BACKGROUND: Long non-coding RNAs (lncRNAs) are well established to have an important role in cancer. The goal of this research was to investigate the prognostic usefulness of putative immune-related lncRNAs in hepatocellular carcinoma (HCC). METHODS: The developed lncRNA signature was validated using 343 HCC patients from The Cancer Genome Atlas (TCGA) and 81 samples from Gene Expression Omnibus (GEO). Cox regression and Least Absolute Shrinkage and Selection Operator (LASSO) analysis were used to analyze immune-related lncRNAs for HCC prognosis. Patients in the low-risk group survived substantially longer than those in the high-risk group (P < 0.05). The discovered signal might be a useful prognostic factor for predicting patient survival. Overall survival predicted some clinical net improvements, according to the nomogram. Numerous enrichment approaches (including gene set enrichment analysis) were utilized to investigate the underlying mechanisms. RESULTS: Drug metabolism, mTOR, and p53 signaling pathways were associated with high-risk groups. When the expression of lncRNA PRRT3-AS1 was silenced in HepG2 cells, the proliferation, migration, and invasion abilities of HepG2 cells were decreased, and apoptosis was enhanced. In the supernatant from HepG2 cells with PRRT3-AS1 knockdown, the anti-inflammatory factors IL-10 and TGF-1 were induced, whereas the pro-inflammatory factors IL-1ß, TNF-α, and IL-6 were reduced (P < 0.05).

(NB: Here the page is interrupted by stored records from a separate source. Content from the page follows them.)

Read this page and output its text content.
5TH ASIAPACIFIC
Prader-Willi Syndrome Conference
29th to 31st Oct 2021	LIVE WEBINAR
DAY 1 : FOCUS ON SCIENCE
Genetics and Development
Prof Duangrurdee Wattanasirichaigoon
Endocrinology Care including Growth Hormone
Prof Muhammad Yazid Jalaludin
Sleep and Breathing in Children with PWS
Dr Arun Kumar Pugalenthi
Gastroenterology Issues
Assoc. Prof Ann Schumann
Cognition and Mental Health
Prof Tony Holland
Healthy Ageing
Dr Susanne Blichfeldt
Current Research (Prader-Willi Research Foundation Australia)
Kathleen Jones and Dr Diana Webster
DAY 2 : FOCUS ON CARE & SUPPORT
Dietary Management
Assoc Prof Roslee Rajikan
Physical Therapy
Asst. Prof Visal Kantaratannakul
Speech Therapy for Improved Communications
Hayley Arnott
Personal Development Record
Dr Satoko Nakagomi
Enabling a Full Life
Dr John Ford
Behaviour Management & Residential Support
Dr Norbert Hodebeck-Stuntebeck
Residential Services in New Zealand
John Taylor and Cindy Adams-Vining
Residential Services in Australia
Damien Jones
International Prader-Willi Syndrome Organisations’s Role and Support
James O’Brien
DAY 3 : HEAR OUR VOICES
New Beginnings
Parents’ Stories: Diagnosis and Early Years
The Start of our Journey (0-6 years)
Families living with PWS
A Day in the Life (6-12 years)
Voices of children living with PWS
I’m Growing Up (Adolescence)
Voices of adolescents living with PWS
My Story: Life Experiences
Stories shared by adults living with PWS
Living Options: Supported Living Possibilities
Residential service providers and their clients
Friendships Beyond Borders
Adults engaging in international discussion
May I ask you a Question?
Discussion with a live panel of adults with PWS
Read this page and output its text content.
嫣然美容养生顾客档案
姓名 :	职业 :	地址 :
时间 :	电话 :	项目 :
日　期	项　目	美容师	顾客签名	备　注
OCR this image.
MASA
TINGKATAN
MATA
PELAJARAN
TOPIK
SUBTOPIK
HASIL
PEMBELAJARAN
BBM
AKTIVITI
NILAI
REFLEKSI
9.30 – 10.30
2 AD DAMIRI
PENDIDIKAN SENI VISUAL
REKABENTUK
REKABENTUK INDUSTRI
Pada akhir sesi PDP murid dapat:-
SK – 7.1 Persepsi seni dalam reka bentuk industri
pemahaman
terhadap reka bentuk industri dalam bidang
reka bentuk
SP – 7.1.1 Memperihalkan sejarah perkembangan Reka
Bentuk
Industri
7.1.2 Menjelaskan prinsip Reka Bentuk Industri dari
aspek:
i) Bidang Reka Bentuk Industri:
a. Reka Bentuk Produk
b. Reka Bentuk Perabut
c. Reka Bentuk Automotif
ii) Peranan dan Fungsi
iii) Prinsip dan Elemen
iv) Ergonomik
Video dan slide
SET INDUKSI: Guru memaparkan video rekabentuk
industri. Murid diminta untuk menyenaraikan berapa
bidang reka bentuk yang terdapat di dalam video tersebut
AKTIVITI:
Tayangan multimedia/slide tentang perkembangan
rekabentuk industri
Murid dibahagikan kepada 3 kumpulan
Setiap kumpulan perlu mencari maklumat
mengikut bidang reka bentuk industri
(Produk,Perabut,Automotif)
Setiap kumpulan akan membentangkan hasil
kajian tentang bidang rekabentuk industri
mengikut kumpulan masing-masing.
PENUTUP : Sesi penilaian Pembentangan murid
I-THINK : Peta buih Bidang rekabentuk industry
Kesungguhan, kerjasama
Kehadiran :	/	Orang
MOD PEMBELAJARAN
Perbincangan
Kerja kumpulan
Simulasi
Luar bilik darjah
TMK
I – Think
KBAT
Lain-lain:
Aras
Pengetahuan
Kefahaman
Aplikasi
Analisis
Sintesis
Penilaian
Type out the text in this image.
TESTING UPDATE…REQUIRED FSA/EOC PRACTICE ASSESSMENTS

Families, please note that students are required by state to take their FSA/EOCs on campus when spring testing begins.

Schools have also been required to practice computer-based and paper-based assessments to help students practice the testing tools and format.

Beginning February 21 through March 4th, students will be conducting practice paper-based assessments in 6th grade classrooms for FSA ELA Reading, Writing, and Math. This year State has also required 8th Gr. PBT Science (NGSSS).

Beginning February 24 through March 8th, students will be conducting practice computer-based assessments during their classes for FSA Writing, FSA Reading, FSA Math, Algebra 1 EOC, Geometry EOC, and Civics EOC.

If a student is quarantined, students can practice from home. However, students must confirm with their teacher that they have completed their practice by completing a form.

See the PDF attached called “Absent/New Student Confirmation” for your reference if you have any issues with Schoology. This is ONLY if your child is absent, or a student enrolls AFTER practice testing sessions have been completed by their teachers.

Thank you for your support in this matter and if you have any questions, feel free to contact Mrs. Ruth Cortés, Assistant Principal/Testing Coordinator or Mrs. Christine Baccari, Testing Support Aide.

After PRRT3-AS1 knockdown, the protein expression of CD24, THY1, LYN, CD47, and TRAF2 in HepG2 cells was attenuated (P < 0.05). CONCLUSION: The discovery of five immune-related lncRNA signatures has significant therapeutic significance for predicting patient prognosis and directing personalized treatment for patients with HCC, which requires additional prospective confirmation.